The 2016 DOE Center of Excellence (COE) meeting in Phoenix brought together engineers from the DOE's Office of Science and National Nuclear Security Agency as well as vendor staff (from Intel, NVIDIA, IBM, Cray and others) to share portability lessons and best practices from their respective app-readiness programs. One of the high-level take-away messages from the meeting is that "there is not yet a universally accepted definition of 'performance portability'". There is generally agreement on what performance-portability "basically means" but the exact details differ in everyone's idea for the term. A number of attendees gave the following definitions:

  • "For the purposes of this meeting, it is the ability to run an application with acceptable performance across KNL and GPU-based systems with a single version of source code." (Rob Neely)

  • "An application is performance portable if it achieves a consistent level of performance (e.g. defined by execution time or other figure of merit (not percentage of peak flops across platforms)) relative to the best known implementation on each platform." (John Pennycook, Intel)

  • "Hard portability = no code changes and no tuning. Software portability = simple code mods with no algorithmic changes. Non-portable = algorithmic changes" (Adrian Pope, Vitali Morozov)

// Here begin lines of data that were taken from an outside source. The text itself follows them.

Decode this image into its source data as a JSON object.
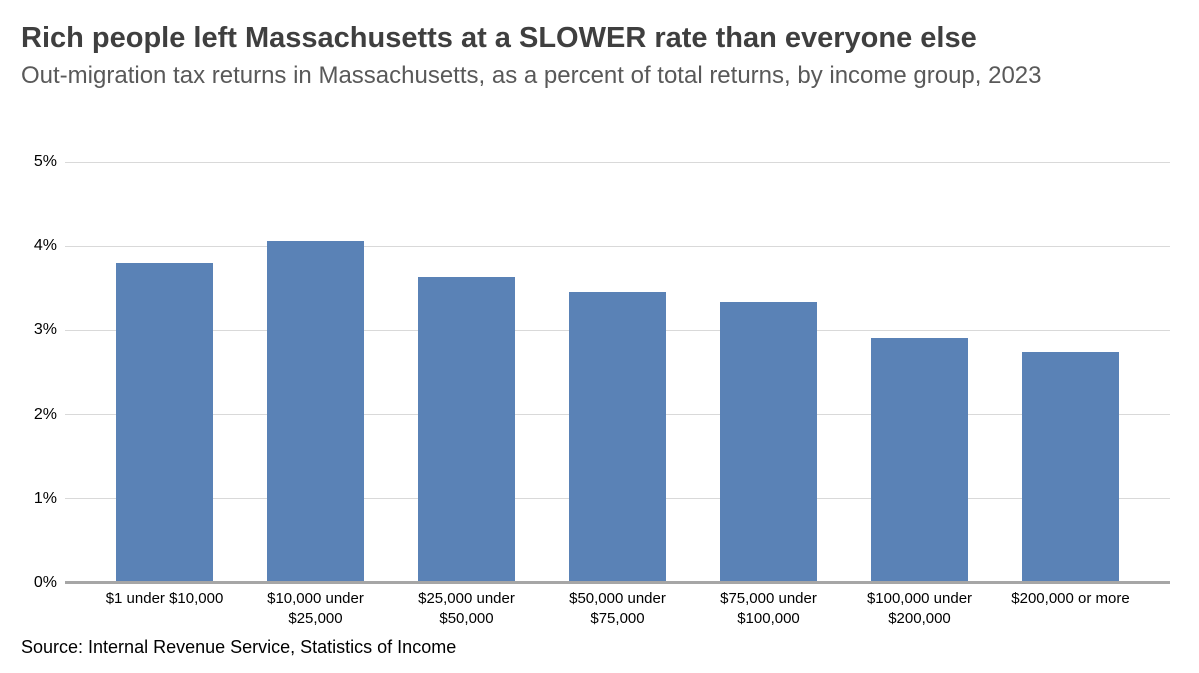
{
  "header": {
    "title": "Rich people left Massachusetts at a SLOWER rate than everyone else",
    "subtitle": "Out-migration tax returns in Massachusetts, as a percent of total returns, by income group, 2023"
  },
  "footer": {
    "source": "Source: Internal Revenue Service, Statistics of Income"
  },
  "chart_data": {
    "type": "bar",
    "title": "Rich people left Massachusetts at a SLOWER rate than everyone else",
    "subtitle": "Out-migration tax returns in Massachusetts, as a percent of total returns, by income group, 2023",
    "categories": [
      "$1 under $10,000",
      "$10,000 under $25,000",
      "$25,000 under $50,000",
      "$50,000 under $75,000",
      "$75,000 under $100,000",
      "$100,000 under $200,000",
      "$200,000 or more"
    ],
    "values": [
      3.8,
      4.06,
      3.63,
      3.46,
      3.34,
      2.91,
      2.74
    ],
    "value_unit": "percent of total returns",
    "ylim": [
      0,
      5
    ],
    "y_ticks": [
      "0%",
      "1%",
      "2%",
      "3%",
      "4%",
      "5%"
    ],
    "grid": "horizontal",
    "legend": "none",
    "bar_color": "#5a82b6",
    "gridline_color": "#d9d9d9",
    "axis_line_color": "#a6a6a6",
    "source": "Source: Internal Revenue Service, Statistics of Income"
  }
}
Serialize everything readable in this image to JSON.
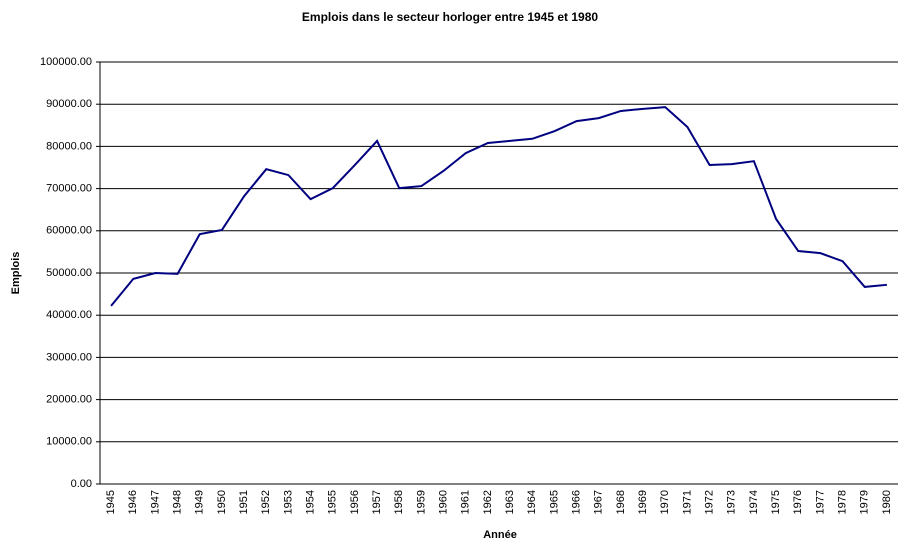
{
  "chart_data": {
    "type": "line",
    "title": "Emplois dans le secteur horloger entre 1945 et 1980",
    "xlabel": "Année",
    "ylabel": "Emplois",
    "categories": [
      "1945",
      "1946",
      "1947",
      "1948",
      "1949",
      "1950",
      "1951",
      "1952",
      "1953",
      "1954",
      "1955",
      "1956",
      "1957",
      "1958",
      "1959",
      "1960",
      "1961",
      "1962",
      "1963",
      "1964",
      "1965",
      "1966",
      "1967",
      "1968",
      "1969",
      "1970",
      "1971",
      "1972",
      "1973",
      "1974",
      "1975",
      "1976",
      "1977",
      "1978",
      "1979",
      "1980"
    ],
    "series": [
      {
        "name": "Emplois",
        "color": "#000080",
        "values": [
          42200,
          48600,
          50000,
          49800,
          59200,
          60200,
          68200,
          74600,
          73200,
          67500,
          70100,
          75600,
          81300,
          70100,
          70600,
          74200,
          78400,
          80800,
          81300,
          81800,
          83600,
          86000,
          86700,
          88400,
          88900,
          89300,
          84600,
          75600,
          75800,
          76500,
          62800,
          55200,
          54700,
          52800,
          46700,
          47200
        ]
      }
    ],
    "ylim": [
      0,
      100000
    ],
    "yticks": [
      {
        "value": 0,
        "label": "0.00"
      },
      {
        "value": 10000,
        "label": "10000.00"
      },
      {
        "value": 20000,
        "label": "20000.00"
      },
      {
        "value": 30000,
        "label": "30000.00"
      },
      {
        "value": 40000,
        "label": "40000.00"
      },
      {
        "value": 50000,
        "label": "50000.00"
      },
      {
        "value": 60000,
        "label": "60000.00"
      },
      {
        "value": 70000,
        "label": "70000.00"
      },
      {
        "value": 80000,
        "label": "80000.00"
      },
      {
        "value": 90000,
        "label": "90000.00"
      },
      {
        "value": 100000,
        "label": "100000.00"
      }
    ],
    "grid": true
  }
}
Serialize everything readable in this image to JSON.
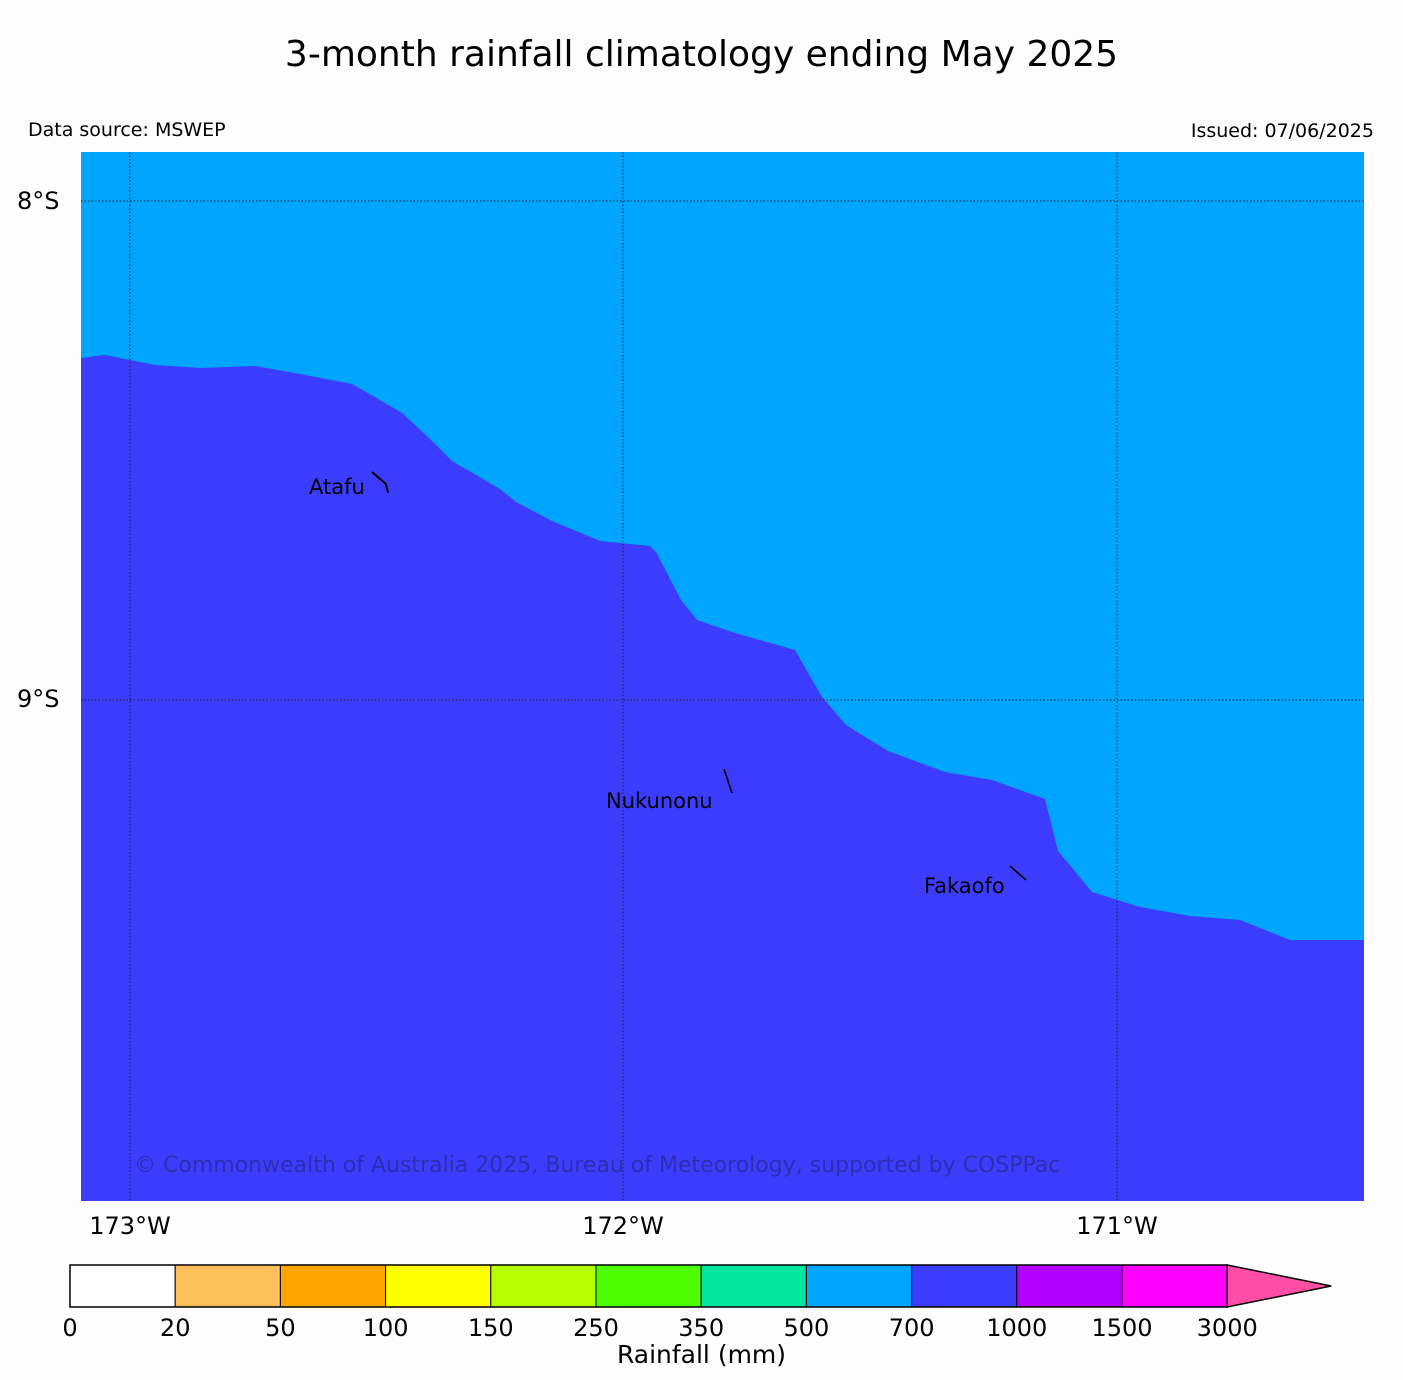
{
  "title": "3-month rainfall climatology ending May 2025",
  "data_source": "Data source: MSWEP",
  "issued": "Issued: 07/06/2025",
  "copyright": "© Commonwealth of Australia 2025, Bureau of Meteorology, supported by COSPPac",
  "lat_labels": [
    "8°S",
    "9°S"
  ],
  "lon_labels": [
    "173°W",
    "172°W",
    "171°W"
  ],
  "places": [
    "Atafu",
    "Nukunonu",
    "Fakaofo"
  ],
  "colorbar": {
    "title": "Rainfall (mm)",
    "ticks": [
      "0",
      "20",
      "50",
      "100",
      "150",
      "250",
      "350",
      "500",
      "700",
      "1000",
      "1500",
      "3000"
    ],
    "colors": [
      "#ffffff",
      "#fdbf5a",
      "#ffa500",
      "#ffff00",
      "#b4ff00",
      "#4cff00",
      "#00e5a0",
      "#00a5ff",
      "#3c3cff",
      "#b400ff",
      "#ff00ff"
    ],
    "extend_color": "#ff4da6"
  },
  "map_colors": {
    "band_500_700": "#00a5ff",
    "band_700_1000": "#3c3cff"
  }
}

  • (Performance portability means) the same source code will run productively on a variety of different architectures" (Larkin)

  • "Code is performance portable when the application team says its performance portable!" (Richards)

For our purposes, we combine a few of the ideas above into the following working definition:

An application is performance portable if it achieves a consistent ratio of the actual time to solution to either the best-known or the theoretical best time to solution on each platform with minimal platform specific code required.

We discuss the details on how to begin to quantify the level to which a code meets this definition on the Measurement Techniques page. While the above definition and the following metrics don't fulfill every vision of performance-portability - we consider them a useful way to frame the conversation and lead to efforts to understand application-performance on mutliple architectures which is nearly always productive.